After dinner in the Mark Twain Family Restaurant and Dinette right across the street from the Clemens Hotel, I took a walk as the evening shadows deepened. I didn’t have far to go. Right around the corner was the house where young Sam Clemens, the future Mark Twain, grew up. It’s a museum now.

Running along the sidewalk downhill to the corner of Main Street is a white board fence, “the fence that Tom Sawyer’s friends paid him to paint.” Across the street is the building where Sam’s father kept a law office. It’s right beside the Becky Thatcher House! Somehow fact and fiction are badly intertwined here.

Main Street parallels the river. Looking north, I could see a genuinely good, larger-than-life heroic bronze of two barefoot boys standing on a pedestal. Tom and Huck. After all, Mark Twain mythologized childhood.

But turning south, Main Street is lined with buildings from the 1830s and ’40s. These buildings house shops selling souvenirs of Twaintown—please! I’m not making this up.

The brochure the hotel handed out stated that two and a half miles south is Tom Sawyer Cave, a must-see attraction. And across the river is Tom Sawyer Island, where Huck and Jim hid for a day or two before setting off down the river on a raft. It’s obvious the National Park Service never laid eyes on this place.

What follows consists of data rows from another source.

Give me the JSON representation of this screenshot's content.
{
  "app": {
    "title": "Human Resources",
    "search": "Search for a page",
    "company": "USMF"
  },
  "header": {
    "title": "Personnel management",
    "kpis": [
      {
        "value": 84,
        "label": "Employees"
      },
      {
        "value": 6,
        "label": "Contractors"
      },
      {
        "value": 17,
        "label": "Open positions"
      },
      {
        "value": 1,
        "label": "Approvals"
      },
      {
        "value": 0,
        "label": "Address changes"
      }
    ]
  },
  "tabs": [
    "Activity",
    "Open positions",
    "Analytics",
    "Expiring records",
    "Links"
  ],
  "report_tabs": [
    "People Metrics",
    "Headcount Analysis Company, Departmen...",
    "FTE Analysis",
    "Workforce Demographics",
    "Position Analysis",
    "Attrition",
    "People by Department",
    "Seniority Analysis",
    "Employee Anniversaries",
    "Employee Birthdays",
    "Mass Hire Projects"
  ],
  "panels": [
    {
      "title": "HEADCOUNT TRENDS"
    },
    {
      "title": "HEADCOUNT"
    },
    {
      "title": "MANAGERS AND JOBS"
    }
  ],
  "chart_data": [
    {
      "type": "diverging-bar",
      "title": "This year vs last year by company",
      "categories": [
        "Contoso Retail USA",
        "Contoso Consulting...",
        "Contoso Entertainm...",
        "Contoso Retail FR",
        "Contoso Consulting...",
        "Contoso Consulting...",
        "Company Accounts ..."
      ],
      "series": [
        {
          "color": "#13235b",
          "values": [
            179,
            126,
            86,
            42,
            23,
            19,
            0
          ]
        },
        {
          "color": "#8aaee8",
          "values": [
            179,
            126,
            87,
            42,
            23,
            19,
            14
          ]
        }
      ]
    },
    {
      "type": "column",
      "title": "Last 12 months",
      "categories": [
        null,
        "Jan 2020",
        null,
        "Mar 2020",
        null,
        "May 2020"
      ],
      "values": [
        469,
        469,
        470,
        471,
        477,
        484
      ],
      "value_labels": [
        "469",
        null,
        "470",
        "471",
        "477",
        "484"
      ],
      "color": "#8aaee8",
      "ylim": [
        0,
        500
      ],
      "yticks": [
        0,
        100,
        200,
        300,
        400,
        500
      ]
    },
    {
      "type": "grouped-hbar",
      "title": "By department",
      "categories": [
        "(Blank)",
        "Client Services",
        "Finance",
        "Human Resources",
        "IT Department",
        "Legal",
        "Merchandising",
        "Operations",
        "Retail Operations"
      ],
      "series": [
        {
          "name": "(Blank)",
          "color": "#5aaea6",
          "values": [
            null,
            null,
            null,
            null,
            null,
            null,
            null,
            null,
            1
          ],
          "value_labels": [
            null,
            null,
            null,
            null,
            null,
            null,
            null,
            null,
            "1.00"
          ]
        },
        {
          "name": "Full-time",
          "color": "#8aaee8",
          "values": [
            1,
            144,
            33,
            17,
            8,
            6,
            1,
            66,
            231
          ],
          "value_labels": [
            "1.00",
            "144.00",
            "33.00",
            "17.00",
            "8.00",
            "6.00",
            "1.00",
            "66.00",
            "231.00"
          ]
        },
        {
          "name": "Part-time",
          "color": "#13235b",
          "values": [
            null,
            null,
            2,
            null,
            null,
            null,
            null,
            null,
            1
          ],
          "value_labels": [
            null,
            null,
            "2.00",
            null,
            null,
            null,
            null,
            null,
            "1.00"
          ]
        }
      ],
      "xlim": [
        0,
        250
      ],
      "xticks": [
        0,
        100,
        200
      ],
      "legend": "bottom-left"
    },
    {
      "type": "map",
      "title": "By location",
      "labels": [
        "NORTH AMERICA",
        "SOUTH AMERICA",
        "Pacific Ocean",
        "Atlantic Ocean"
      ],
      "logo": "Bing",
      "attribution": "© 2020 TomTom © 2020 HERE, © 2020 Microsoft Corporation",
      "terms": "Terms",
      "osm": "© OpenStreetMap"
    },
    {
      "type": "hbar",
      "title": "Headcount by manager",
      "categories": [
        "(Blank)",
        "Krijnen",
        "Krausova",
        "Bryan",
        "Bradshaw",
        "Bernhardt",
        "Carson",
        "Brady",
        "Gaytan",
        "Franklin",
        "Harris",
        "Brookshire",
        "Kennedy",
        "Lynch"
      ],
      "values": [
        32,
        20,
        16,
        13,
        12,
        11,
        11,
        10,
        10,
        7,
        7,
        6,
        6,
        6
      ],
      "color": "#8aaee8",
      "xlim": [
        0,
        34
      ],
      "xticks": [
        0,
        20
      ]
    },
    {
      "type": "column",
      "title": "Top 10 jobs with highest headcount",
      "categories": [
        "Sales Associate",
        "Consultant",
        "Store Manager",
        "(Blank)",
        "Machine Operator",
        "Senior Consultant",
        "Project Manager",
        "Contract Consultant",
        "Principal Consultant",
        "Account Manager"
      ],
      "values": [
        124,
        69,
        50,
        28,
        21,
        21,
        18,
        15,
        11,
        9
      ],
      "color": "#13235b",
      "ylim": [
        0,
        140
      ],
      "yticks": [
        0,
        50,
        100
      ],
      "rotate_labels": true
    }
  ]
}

If you don’t know much about Mark Twain or the books he wrote, and I suspect most tourists don’t, this interplay of fact and fantasy must be pretty confusing. I’ll bet ten bucks of real money that the majority of tourists leave here thinking that Tom Sawyer really painted that fence, that Becky Thatcher lived right across the street, and that Twain just scribbled down all the things that went on in his hometown when he was a kid.

I wandered on, looking at the old buildings in the dusk. A block or two south on Main Street I turned east for the river. After crossing a double set of railroad tracks, I found myself on the edge of a boat basin. I wanted to get beside the water. I chose a path through a little park that led out onto the levee.

I estimated the river here is about three-quarters of a mile wide. Off to the south a replica paddle-wheel steamer moved slowly against the current. Off to the north, my left, a set of grain elevators block Twaintown from the river. Beyond that a highway bridge spans the Mississippi.

Two boys sat on the side of the levee fishing. “What’re you fishing for?”

“Everything,” the eldest replied, and turned to look at me. “We’re using worms and corn.”

Corn?

I examined their rigs when the youngest reeled in to check his bait. He was using a weight and no bobber, so his bait, a worm, laid on the bottom.

I could see insects playing on the water’s surface and every now and then a fish would jump and make an audible smack. The fish were going after the bugs. These boys should have been fishing with flies. As if I knew. Boys have been fishing along this bank every summer evening for over a hundred and fifty years.